I’m writing this blog entry from Batumi, Georgia, sitting on a beach chair and gazing across the Black Sea. This morning we left Turkey and entered Georgia, where we quickly realized just how much Turkish we had learned in our six weeks in the country. In Turkish, we can count to a thousand, make basic conversation about the weather, ask someone how many children they have, and ask if we can set up a tent for the night (our grammar is horrible, but we could communicate). In Georgian, we only know how to say “thank you.” It’s much harder to talk to people.
I’m working on a video summary of Turkey, which will show the many highlights: campsites along lakes, rivers, and the Black Sea; families who have hosted us in the countryside and cities; countless stops for tea; the five-times-a-day call to prayer; witnessing the incredible pace of progress in a rapidly growing country — cranes everywhere, building new apartment complexes, new roads, and new power plants. Stay tuned.
With respect to climate change, below are our thoughts after crossing Turkey. These are the generalizations reached by biking across a country and talking with as many people as possible. It was reached by speaking with experts and advocates in Istanbul, Ankara, and Diyarbakir, and speaking with laypeople we met in the cities and countryside. It is not a scientific survey so much as a set of impressions.
1) Global warming is a low priority for Turkish civil society. We met few environmental advocates who focus exclusively on this issue — in fact, the main environmental movements in Turkey appear to be opposing new nuclear and hydropower plants, both of which are relatively good ideas if you care only about climate change.

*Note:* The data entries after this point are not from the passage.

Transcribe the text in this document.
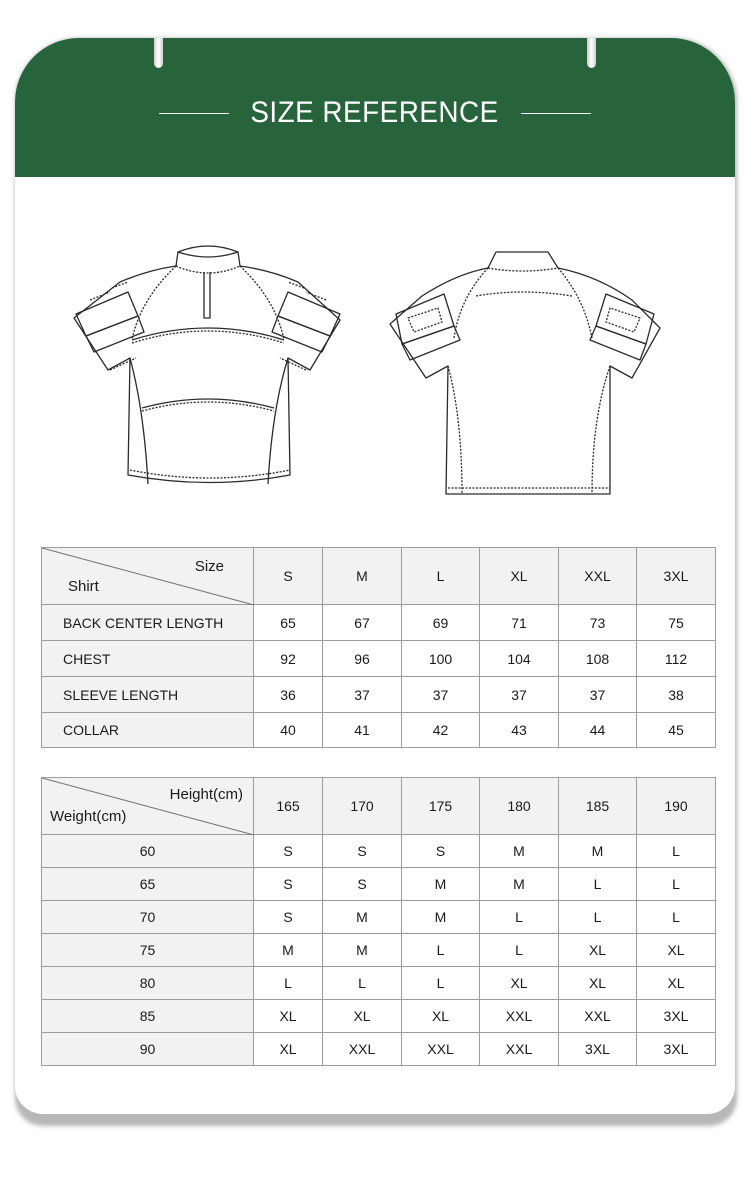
SIZE REFERENCE
Size
Shirt	S	M	L	XL	XXL	3XL
BACK CENTER LENGTH	65	67	69	71	73	75
CHEST	92	96	100	104	108	112
SLEEVE LENGTH	36	37	37	37	37	38
COLLAR	40	41	42	43	44	45
Height(cm)
Weight(cm)	165	170	175	180	185	190
60	S	S	S	M	M	L
65	S	S	M	M	L	L
70	S	M	M	L	L	L
75	M	M	L	L	XL	XL
80	L	L	L	XL	XL	XL
85	XL	XL	XL	XXL	XXL	3XL
90	XL	XXL	XXL	XXL	3XL	3XL
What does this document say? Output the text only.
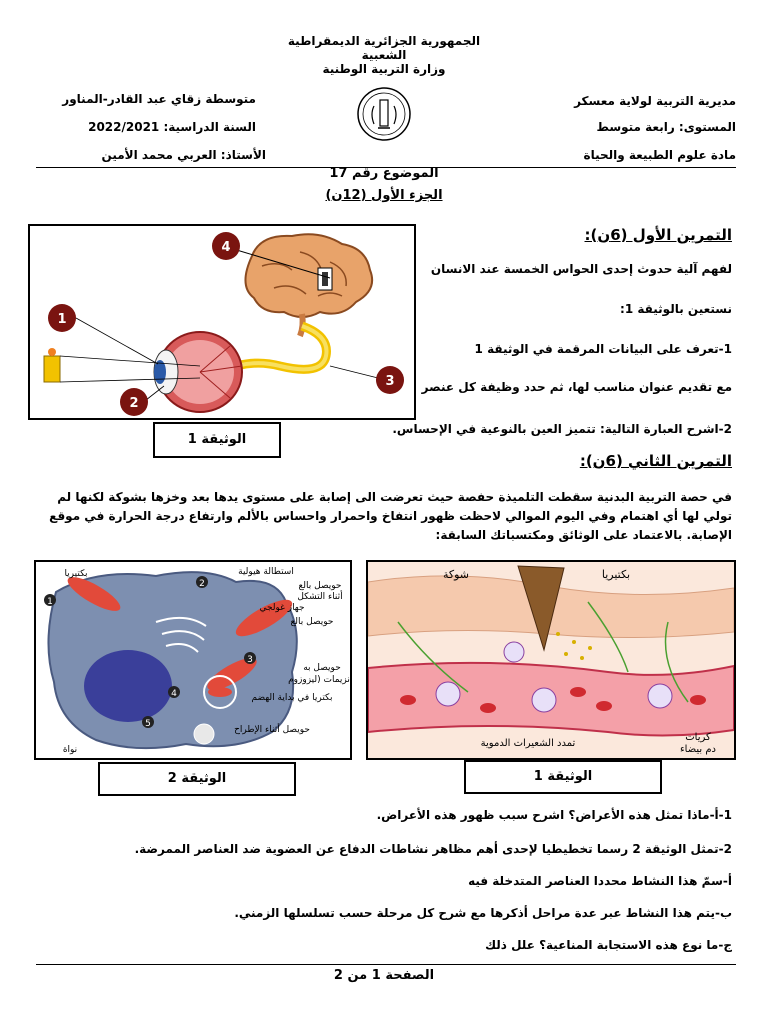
الجمهورية الجزائرية الديمقراطية الشعبية
وزارة التربية الوطنية
مديرية التربية لولاية معسكر
متوسطة زقاي عبد القادر-المناور
المستوى: رابعة متوسط
السنة الدراسية: 2022/2021
مادة علوم الطبيعة والحياة
الأستاذ: العربي محمد الأمين
الموضوع رقم 17
الجزء الأول (12ن)
التمرين الأول (6ن):
لفهم آلية حدوث إحدى الحواس الخمسة عند الانسان
نستعين بالوثيقة 1:
1-تعرف على البيانات المرقمة في الوثيقة 1
مع تقديم عنوان مناسب لها، ثم حدد وظيفة كل عنصر
2-اشرح العبارة التالية: تتميز العين بالنوعية في الإحساس.
1
2
3
4
الوثيقة 1
التمرين الثاني (6ن):
في حصة التربية البدنية سقطت التلميذة حفصة حيث تعرضت الى إصابة على مستوى يدها بعد وخزها بشوكة لكنها لم
تولي لها أي اهتمام وفي اليوم الموالي لاحظت ظهور انتفاخ واحمرار واحساس بالألم وارتفاع درجة الحرارة في موقع
الإصابة. بالاعتماد على الوثائق ومكتسباتك السابقة:
1
2
3
4
5
بكتيريا	استطالة هيولية
حويصل بالع
أثناء التشكل
جهاز غولجي
حويصل بالع
حويصل به
(أنزيمات (ليزوزوم
بكتريا في بداية الهضم
نواة
حويصل أثناء الإطراح
شوكة	بكتيريا
تمدد الشعيرات الدموية
كريات
دم بيضاء
الوثيقة 2	الوثيقة 1
1-أ-ماذا تمثل هذه الأعراض؟ اشرح سبب ظهور هذه الأعراض.
2-تمثل الوثيقة 2 رسما تخطيطيا لإحدى أهم مظاهر نشاطات الدفاع عن العضوية ضد العناصر الممرضة.
أ-سمّ هذا النشاط محددا العناصر المتدخلة فيه
ب-يتم هذا النشاط عبر عدة مراحل أذكرها مع شرح كل مرحلة حسب تسلسلها الزمني.
ج-ما نوع هذه الاستجابة المناعية؟ علل ذلك
الصفحة 1 من 2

2) Global warming is very low on the political agenda. When talking with experts and reading over the official plans for the next decade, I see that greenhouse gas emissions are not a significant priority. The main priorities for Turkey’s energy future are to increase energy supply and reduce the amount of energy the country imports. This is a mixed bag from a global warming perspective: it means both more coal and more hydropower and wind.

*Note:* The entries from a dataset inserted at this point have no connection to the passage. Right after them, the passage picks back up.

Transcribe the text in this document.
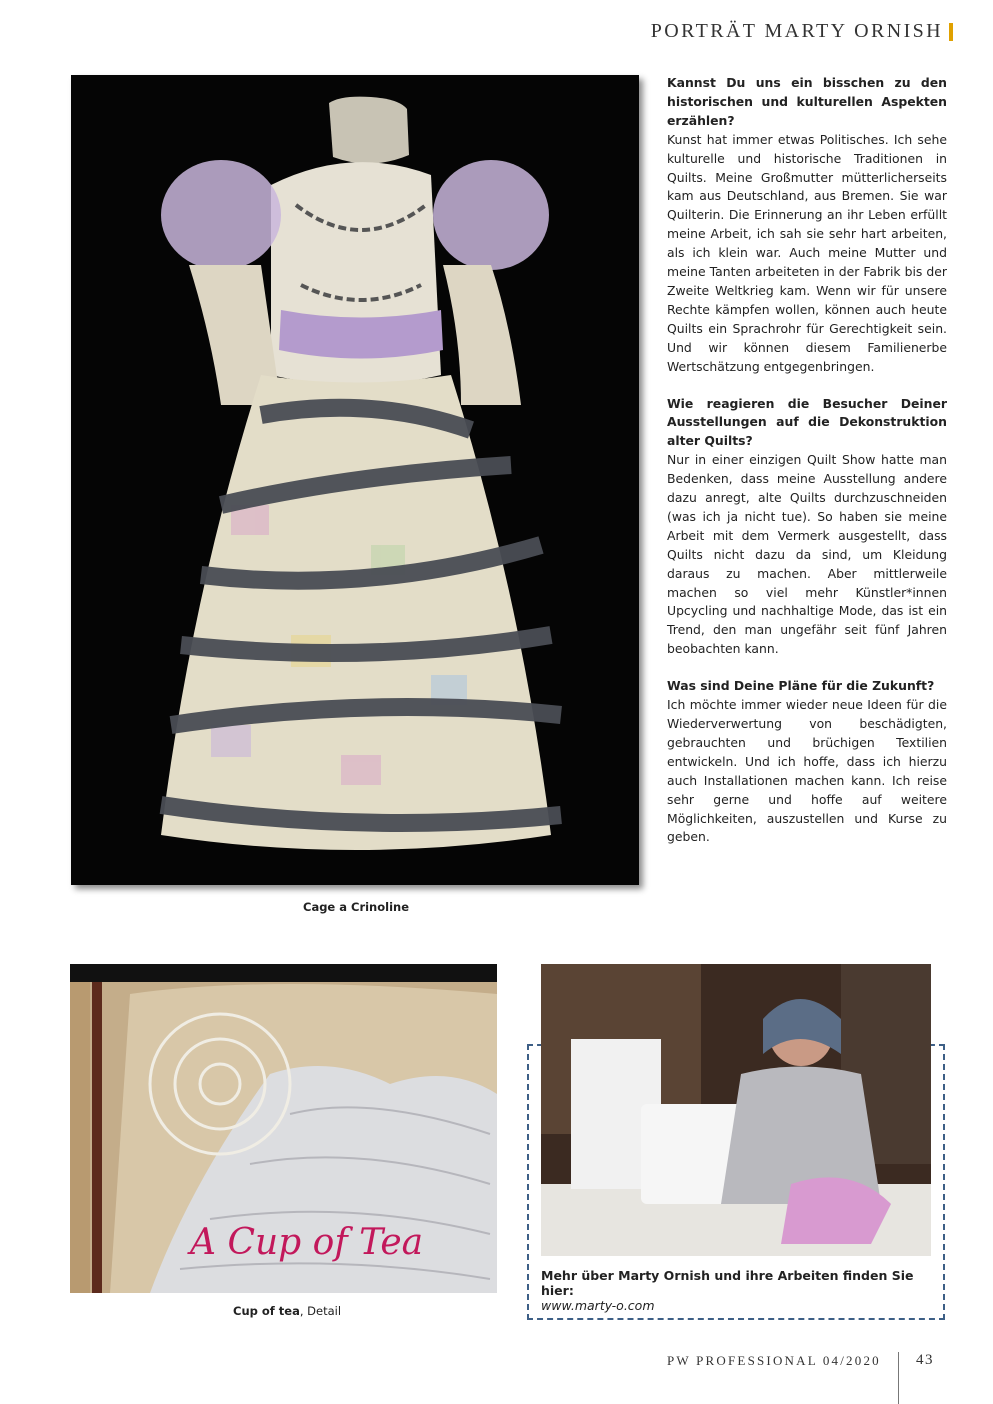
PORTRÄT MARTY ORNISH
Cage a Crinoline

Kannst Du uns ein bisschen zu den historischen und kulturellen Aspekten erzählen?

Kunst hat immer etwas Politisches. Ich sehe kulturelle und historische Traditionen in Quilts. Meine Großmutter mütterlicherseits kam aus Deutschland, aus Bremen. Sie war Quilterin. Die Erinnerung an ihr Leben erfüllt meine Arbeit, ich sah sie sehr hart arbeiten, als ich klein war. Auch meine Mutter und meine Tanten arbeiteten in der Fabrik bis der Zweite Weltkrieg kam. Wenn wir für unsere Rechte kämpfen wollen, können auch heute Quilts ein Sprachrohr für Gerechtigkeit sein. Und wir können diesem Familienerbe Wertschätzung entgegenbringen.

Wie reagieren die Besucher Deiner Ausstellungen auf die Dekonstruktion alter Quilts?

Nur in einer einzigen Quilt Show hatte man Bedenken, dass meine Ausstellung andere dazu anregt, alte Quilts durchzuschneiden (was ich ja nicht tue). So haben sie meine Arbeit mit dem Vermerk ausgestellt, dass Quilts nicht dazu da sind, um Kleidung daraus zu machen. Aber mittlerweile machen so viel mehr Künstler*innen Upcycling und nachhaltige Mode, das ist ein Trend, den man ungefähr seit fünf Jahren beobachten kann.

Was sind Deine Pläne für die Zukunft?

Ich möchte immer wieder neue Ideen für die Wiederverwertung von beschädigten, gebrauchten und brüchigen Textilien entwickeln. Und ich hoffe, dass ich hierzu auch Installationen machen kann. Ich reise sehr gerne und hoffe auf weitere Möglichkeiten, auszustellen und Kurse zu geben.

A Cup of Tea
Cup of tea, Detail
Mehr über Marty Ornish und ihre Arbeiten finden Sie hier:
www.marty-o.com
PW PROFESSIONAL 04/2020 43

3) External international pressure matters. While in Istanbul, we learned that Turkey has renewable energy targets; that the main reason they have them is because they want to be part of the EU, and the EU requires countries to have such targets.
4) Decisions Turkey makes today will make a big difference to future emissions. What we saw in Turkey is a country that is rapidly building infrastructure — new roads, dams, and buildings. This infrastructure will be there for decades. One advocate shared with me a summary of all the proposed power plants — and then noted that not all will be built. Some won’t be funded or will prove impractical, and others will be stopped by local opposition. We heard from a second advocate that only about one in seven of the proposed hydropower plants in the country’s rainy northeast would be built, largely because of local resistance to them. With regards to energy, Turkey can build many more coal and natural gas plants, or build more non-carbon polluting sources.

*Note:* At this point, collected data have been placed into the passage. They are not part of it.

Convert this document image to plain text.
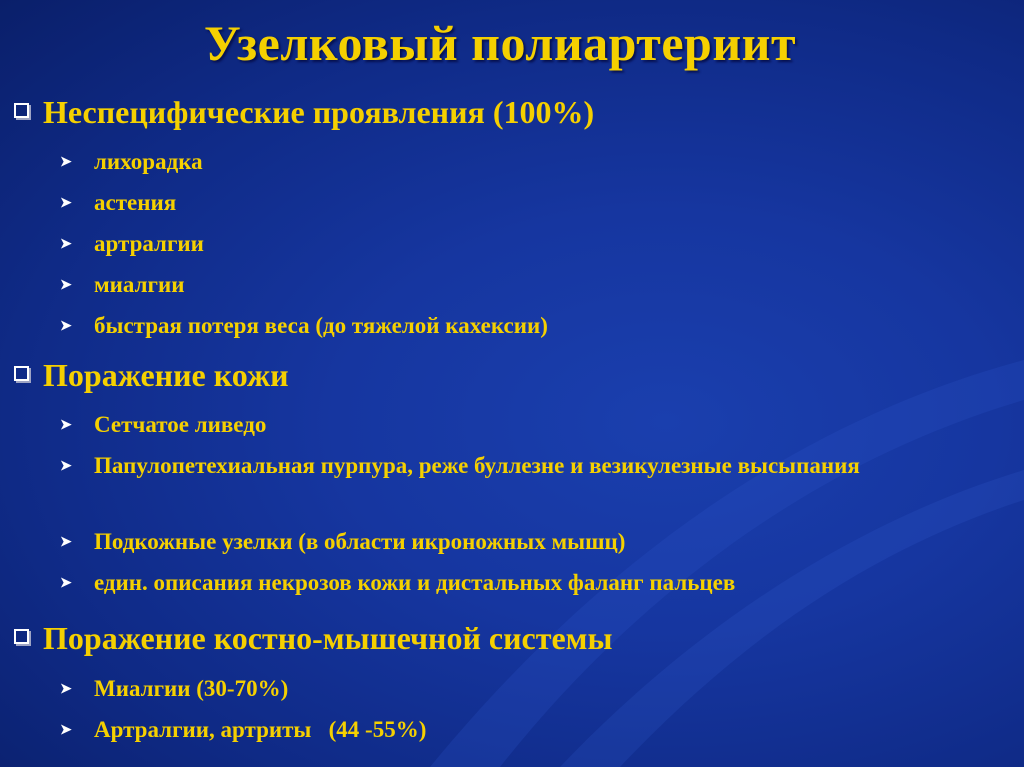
Узелковый полиартериит
Неспецифические проявления (100%)
➤ лихорадка
➤ астения
➤ артралгии
➤ миалгии
➤ быстрая потеря веса (до тяжелой кахексии)
Поражение кожи
➤ Сетчатое ливедо
➤ Папулопетехиальная пурпура, реже буллезне и везикулезные высыпания
➤ Подкожные узелки (в области икроножных мышц)
➤ един. описания некрозов кожи и дистальных фаланг пальцев
Поражение костно-мышечной системы
➤ Миалгии (30-70%)
➤ Артралгии, артриты   (44 -55%)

Many advocates we met questioned whether Turkey even needs all of these new power plants. While there are many ways the country can become more efficient with its energy, and thus reduce current and future emissions compared to business as usual, this is actually a broader question over development, and whether we “need” so much energy and consumption to be a fulfilled, healthy, happy, prosperous society. Personally, I like to sidestep this question, as it seems inevitable that Turkey’s energy demand will grow (it currently uses about 1/5th as much energy per person as the U.S.), and rather than asking whether or not it should grow, I’m focused on how it will grow.
5) It is getting warmer in Turkey, and people are noticing. You can see a longer blog entry about this here, but we were surprised by how many people said they thought it was warmer than when they were a child — even when they didn’t know what global warming was.
6) We’re reminded why it is so hard to address climate change. In our conversations, it was apparent how intrinsically local environmentalism is — the biggest environmental movements in Turkey appear to be opposing specific new power plants by local communities. It’s hard to in turn think globally — what is best for a community or region (for example, building natural gas power plants instead of hydropower or nuclear) might not be what is best for the world (since fossil fuel power plants have higher greenhouse gas emissions). Also, we’re reminded how hard it is to work together. I usually think about how countries have to work together to solve this problem, but traveling through Kurdish Turkey, I’m reminded how much trouble countries have working together within their own borders. Lindsey writes more on this in her recent post from Kurdistan.
Again, this is a list of impressions from biking across the country and talking with people we met. If you disagree with any of these thoughts, or think we should be considering other issues as we bike, please let us know in the comments below.
After taking another day to recover and reflect here in Batumi, Georgia, we are going to take the next week to bike across this small former Soviet country — and ride north into the Great Caucasus mountains. Check back in a week for more stories and photos from the road.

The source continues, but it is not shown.